A report from the Government Accountability Office (GAO) found that Pentagon weapons are woefully underprepared in the face of a cyberattack. Equipment such as F-35 jets and missile systems is vulnerable to hacking.
“In recent cybersecurity tests of major weapon systems [the Department of Defense] is developing, testers playing the role of adversary were able to take control of systems relatively easily and operate largely undetected,” the report says. The agency discovered “mission-critical cyber vulnerabilities” in almost every weapon system being developed.
Many of these security issues center around the fact that so many systems and devices are connected to the internet. On many Pentagon weapons systems that use open source or commercial software programs, the organization didn’t bother changing the default passwords—a huge and very simple security faux pas. The GAO also found that the Pentagon was using poor password practices across the board, as well as unencrypted communications.
In the GAO’s investigation, it found that in one instance, a two-person team was able to hack and gain complete control of a weapons system they were testing in only one hour. In another case, a tester was able to guess an administrator password in less than 10 seconds.
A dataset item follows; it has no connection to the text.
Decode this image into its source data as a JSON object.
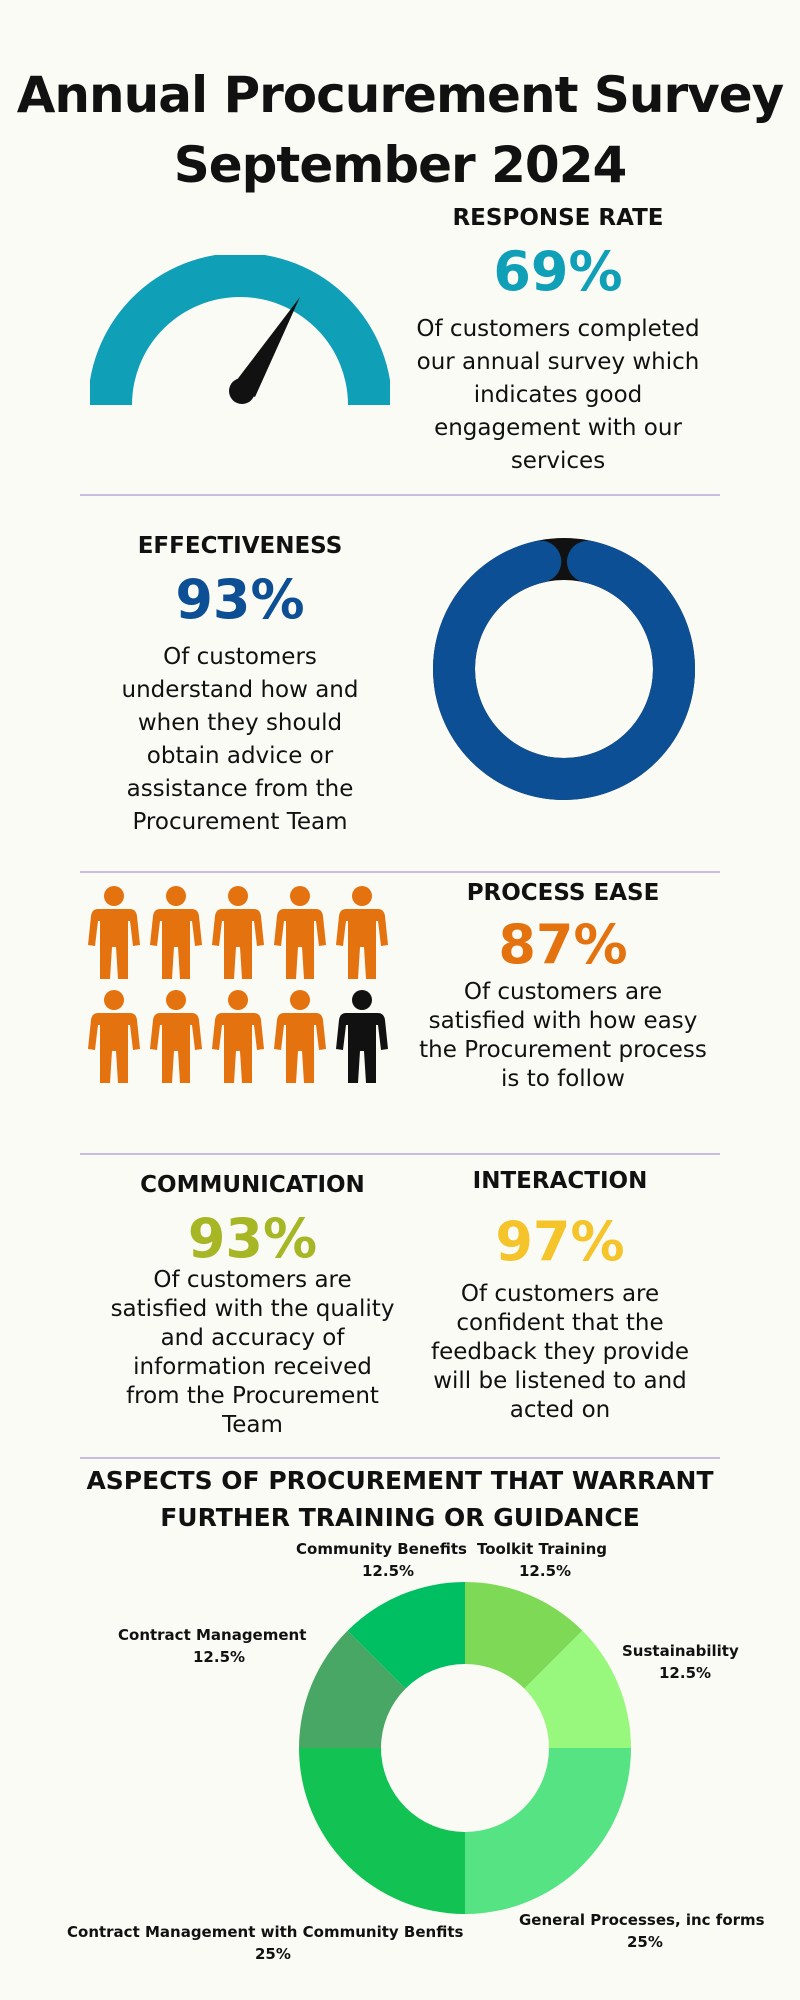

At this point, the GAO isn’t making any recommendations on what the Department of Defense should do next. The organization has been warning the Pentagon about these types of weapons system security vulnerabilities for more than 20 years. One part of the issue may be that these security assessments aren’t taken seriously. Another problem is that in some cases the findings apply to classified systems, which can make it difficult to share information and knowledge.
Officials that the GAO met with, however, reported feeling that their systems are indeed secure. Some GAO test results were even discounted, believed to be unrealistic of hackers’ true abilities in the wild. This could show a dire lack of understanding about networking security that the U.S. government needs to remedy, stat.